LASD did do a detailed study when their rates doubled after switching to the M&P striker fired pistol. Even with nearly 9500 sworn, they averaged less than 10 a year with the Beretta. (2004-2011).
https://s3-us-west-2.amazonaws.com/d...rge+Report.pdf
So with the switch in weapons, and the time spans required to get a relevant number of each, how do you also sift out training differences? If you look at 7 years of Beretta 92 vs M&P, that's a 14 year time span and training methods are not static. Especially once you double your rate of UDs, things other than the gun will change.
So the need for a larger pool of potential UDs seems apparent. Last calendar year, I tracked all UDs resulting in injury or death in my county. I ended up with a total in the mid-80s for a population of roughly 1 million people. (Note people, not gun owners, obviously not every resident owns a gun and not every gun owner routinely handles their firearms).

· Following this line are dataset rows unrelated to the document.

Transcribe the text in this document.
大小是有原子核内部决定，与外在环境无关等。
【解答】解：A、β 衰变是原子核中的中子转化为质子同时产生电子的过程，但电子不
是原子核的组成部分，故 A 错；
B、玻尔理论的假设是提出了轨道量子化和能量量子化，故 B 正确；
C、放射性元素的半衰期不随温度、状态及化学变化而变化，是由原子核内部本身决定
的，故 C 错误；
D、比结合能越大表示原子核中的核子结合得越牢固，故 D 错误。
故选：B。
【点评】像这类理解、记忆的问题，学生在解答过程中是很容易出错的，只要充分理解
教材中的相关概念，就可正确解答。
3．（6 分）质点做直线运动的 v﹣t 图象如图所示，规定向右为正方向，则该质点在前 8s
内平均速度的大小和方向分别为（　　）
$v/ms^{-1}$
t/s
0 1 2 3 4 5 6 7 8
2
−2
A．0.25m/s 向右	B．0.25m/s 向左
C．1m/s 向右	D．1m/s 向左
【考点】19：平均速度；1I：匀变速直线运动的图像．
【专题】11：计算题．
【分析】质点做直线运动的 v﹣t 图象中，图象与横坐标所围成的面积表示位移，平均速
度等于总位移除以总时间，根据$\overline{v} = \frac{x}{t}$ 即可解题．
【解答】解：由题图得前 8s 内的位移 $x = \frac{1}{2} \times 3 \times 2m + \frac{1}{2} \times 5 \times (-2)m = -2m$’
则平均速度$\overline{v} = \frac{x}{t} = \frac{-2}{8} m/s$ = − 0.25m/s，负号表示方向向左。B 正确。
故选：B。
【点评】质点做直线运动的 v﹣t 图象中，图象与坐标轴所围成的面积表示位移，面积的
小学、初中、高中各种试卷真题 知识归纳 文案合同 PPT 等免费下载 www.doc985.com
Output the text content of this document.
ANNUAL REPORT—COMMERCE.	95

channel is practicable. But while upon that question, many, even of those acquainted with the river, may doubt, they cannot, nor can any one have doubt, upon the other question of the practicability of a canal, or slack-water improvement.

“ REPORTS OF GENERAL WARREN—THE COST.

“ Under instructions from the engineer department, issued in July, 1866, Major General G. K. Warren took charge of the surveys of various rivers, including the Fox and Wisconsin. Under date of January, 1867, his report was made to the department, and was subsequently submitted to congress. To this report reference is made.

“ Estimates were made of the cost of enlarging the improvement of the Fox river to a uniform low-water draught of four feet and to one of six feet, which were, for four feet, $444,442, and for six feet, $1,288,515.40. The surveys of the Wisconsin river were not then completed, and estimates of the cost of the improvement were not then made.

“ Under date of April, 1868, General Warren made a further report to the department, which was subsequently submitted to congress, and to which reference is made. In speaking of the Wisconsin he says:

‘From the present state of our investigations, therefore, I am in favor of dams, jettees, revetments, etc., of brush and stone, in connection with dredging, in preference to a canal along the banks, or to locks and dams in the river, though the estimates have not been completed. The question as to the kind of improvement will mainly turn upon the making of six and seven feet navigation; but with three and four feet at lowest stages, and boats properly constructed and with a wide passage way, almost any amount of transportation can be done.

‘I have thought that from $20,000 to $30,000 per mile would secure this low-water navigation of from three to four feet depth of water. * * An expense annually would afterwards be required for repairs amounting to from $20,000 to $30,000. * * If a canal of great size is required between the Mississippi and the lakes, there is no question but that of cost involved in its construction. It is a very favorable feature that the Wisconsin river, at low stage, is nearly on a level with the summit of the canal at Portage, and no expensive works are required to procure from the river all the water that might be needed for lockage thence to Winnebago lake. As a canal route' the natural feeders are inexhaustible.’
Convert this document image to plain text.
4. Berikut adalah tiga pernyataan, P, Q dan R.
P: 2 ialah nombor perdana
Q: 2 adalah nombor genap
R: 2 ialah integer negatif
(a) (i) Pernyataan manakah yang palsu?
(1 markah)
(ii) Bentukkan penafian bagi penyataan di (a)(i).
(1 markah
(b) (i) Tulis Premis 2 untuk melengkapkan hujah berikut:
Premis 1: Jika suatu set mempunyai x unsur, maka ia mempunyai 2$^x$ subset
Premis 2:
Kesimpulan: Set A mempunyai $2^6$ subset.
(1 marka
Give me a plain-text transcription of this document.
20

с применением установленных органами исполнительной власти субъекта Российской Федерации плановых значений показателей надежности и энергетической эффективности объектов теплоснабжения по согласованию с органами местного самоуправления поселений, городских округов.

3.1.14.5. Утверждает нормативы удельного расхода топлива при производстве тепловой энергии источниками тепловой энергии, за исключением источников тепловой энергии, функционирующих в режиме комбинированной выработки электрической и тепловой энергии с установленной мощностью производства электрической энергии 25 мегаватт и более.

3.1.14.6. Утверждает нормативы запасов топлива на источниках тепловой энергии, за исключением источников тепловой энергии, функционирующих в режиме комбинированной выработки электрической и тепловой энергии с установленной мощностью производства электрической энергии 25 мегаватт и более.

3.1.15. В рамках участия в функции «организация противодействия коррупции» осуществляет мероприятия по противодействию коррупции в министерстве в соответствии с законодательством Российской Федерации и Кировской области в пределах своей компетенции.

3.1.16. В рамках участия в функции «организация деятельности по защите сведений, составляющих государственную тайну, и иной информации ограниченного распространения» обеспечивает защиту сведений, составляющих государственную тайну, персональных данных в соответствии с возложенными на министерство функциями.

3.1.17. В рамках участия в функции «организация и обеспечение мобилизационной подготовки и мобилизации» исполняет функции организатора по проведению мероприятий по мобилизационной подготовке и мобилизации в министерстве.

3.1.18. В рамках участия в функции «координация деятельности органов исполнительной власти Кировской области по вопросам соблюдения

Why only incidents that result in injury or death? Because they are mandatory reporting for hospitals and my office investigates every incident of a person shot, intentional or not. Property damage incidents often go unreported, and if they are they are investigated at the district level (if at all). I only included incidents I could prove were unintended, and did not include some incidents that were very likely UDs but a story of a robbery or some such to explain it was offered and there was insufficient evidence to prove the lie. (Meaning there were very likely more than the 85-ish incidents)
Initially I did this to see how many there were and if there was any trends in age/experience. I pretty quickly learned I could not track experience reliably (I had no way to verify any self reporting) and age was not necessarily related to experience.
What I tracked was:
1) age of shooter
2) age of injured party (if other than shooter)
3 relationship of shooter and injured party (self, family, friend, acquaintance, stranger)
4) type of firearm (if known)
5) circumstances and contributing factors
6) Injury
I was probably too specific in injuries. I should have broken them down by minor/serious/fatal in hind sight. It's much tougher to sort "GSW to left hand" "GSW to lower back" GSW to groin", etc.
I considered tracking who had a handgun license, but as we don't need one on our own property it may not be representative of much. I did start tracking felons/prohibited but did not originally think to do so.
I have presented some of the conclusions here and on another board (ie roughly 1/3 have the contributing factor of pulling the trigger to break down the gun, which was generally corroborated by witness testimony, no magazine in the gun, etc) and have pointed out the gaps in the data (we can know how many times revolvers are involved in a UD, but no idea how many man-hours of revolver handling there is per UD, etc.)
So the point of this thread is to ask, what information would you like to see given the constraints I work under. I can only reliably track UDs resulting in injury or death. Any questions must be ethical for an investigating detective to ask, and to be reliable must be something verifiable. What am I missing and do you see any way to plug holes in the data?
Note I did not track UDs this calendar year, I've had too many other projects going on. If this seems worthwhile, I will try to do the same tracking next year.